Current Generative Adversarial Network (GAN)-based approaches for time series generation face challenges such as suboptimal convergence, information loss in embedding spaces, and instability. To overcome these challenges, we introduce an advanced framework that integrates the advantages of an autoencoder-generated embedding space with the adversarial training dynamics of GANs. This method employs two discriminators: one to specifically guide the generator and another to refine both the autoencoder's and generator's output. Additionally, our framework incorporates a novel autoencoder-based loss function and supervision from a teacher-forcing supervisor network, which captures the stepwise conditional distributions of the data. The generator operates within the latent space, while the two discriminators work on latent and feature spaces separately, providing crucial feedback to both the generator and the autoencoder.
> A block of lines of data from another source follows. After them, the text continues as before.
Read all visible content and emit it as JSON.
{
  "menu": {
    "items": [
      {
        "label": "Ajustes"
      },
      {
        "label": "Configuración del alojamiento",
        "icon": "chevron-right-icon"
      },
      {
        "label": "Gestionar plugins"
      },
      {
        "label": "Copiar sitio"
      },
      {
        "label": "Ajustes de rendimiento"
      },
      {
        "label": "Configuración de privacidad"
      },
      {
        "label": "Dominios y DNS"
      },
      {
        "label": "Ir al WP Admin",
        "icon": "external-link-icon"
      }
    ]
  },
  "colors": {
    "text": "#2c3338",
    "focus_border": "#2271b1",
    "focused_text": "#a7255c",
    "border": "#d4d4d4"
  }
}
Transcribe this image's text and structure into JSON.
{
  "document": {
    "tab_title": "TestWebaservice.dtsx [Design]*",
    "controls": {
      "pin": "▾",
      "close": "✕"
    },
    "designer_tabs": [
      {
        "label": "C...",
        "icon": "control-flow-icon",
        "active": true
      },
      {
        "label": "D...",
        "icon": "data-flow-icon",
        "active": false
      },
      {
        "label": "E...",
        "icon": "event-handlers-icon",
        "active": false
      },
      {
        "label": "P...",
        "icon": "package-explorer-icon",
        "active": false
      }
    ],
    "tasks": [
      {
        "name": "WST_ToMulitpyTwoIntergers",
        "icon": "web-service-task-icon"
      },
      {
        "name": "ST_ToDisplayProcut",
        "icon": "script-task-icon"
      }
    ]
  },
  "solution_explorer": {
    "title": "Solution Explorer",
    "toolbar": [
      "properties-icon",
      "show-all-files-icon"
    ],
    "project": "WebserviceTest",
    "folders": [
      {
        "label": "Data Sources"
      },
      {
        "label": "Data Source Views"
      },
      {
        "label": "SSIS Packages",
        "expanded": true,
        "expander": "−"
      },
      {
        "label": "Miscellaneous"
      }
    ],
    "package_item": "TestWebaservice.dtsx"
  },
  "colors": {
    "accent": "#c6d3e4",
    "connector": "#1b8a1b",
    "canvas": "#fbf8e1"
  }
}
By leveraging this dual-discriminator approach, we minimize information loss in the embedding space. Through joint training, our framework excels at generating high-fidelity time series data, consistently outperforming existing state-of-the-art benchmarks both qualitatively and quantitatively across a range of real and synthetic multivariate time series datasets.

Figures (5)

• Figure 1: The figure illustrates the architecture of five distinct time series generation techniques: TimeGAN, RCGAN, GAN, Teacher Forcing, and Professor Forcing. Each method presents a unique approach to generating time series data, offering various strengths and applications depending on the specific requirements of the task.
• Figure 2: The figure showcases the architecture of SeriesGAN for time series generation. It includes two autoencoders, which play a crucial role in loss function calculation and facilitate lower-dimensionality training of the GAN network. Additionally, it incorporates two discriminators that enhance the data reconstruction capabilities of the autoencoder and improve the data generation quality of the generator network.
• Figure 3: PCA visualizations illustrate how the distributions of original and synthetic data align. The top row shows SeriesGAN results, with TimeGAN, Standard GAN, Teacher Forcing, and Professor Forcing visualizations displayed sequentially underneath. From left to right, the plots correspond to the Stocks, Sines, ECG, and SWAN-SF datasets.
• Figure 4: t-SNE visualizations show distribution alignment between original and synthetic data. The top row presents SeriesGAN results, followed by TimeGAN, Standard GAN, Teacher Forcing, and Professor Forcing from top to bottom. Left to right, plots represent Stocks, Sines, ECG, and SWAN-SF datasets.
• Figure 5: This illustration compares the original dataset samples (red) with their synthetic counterparts generated by the SeriesGAN algorithm (green) for both Sines and ECG samples.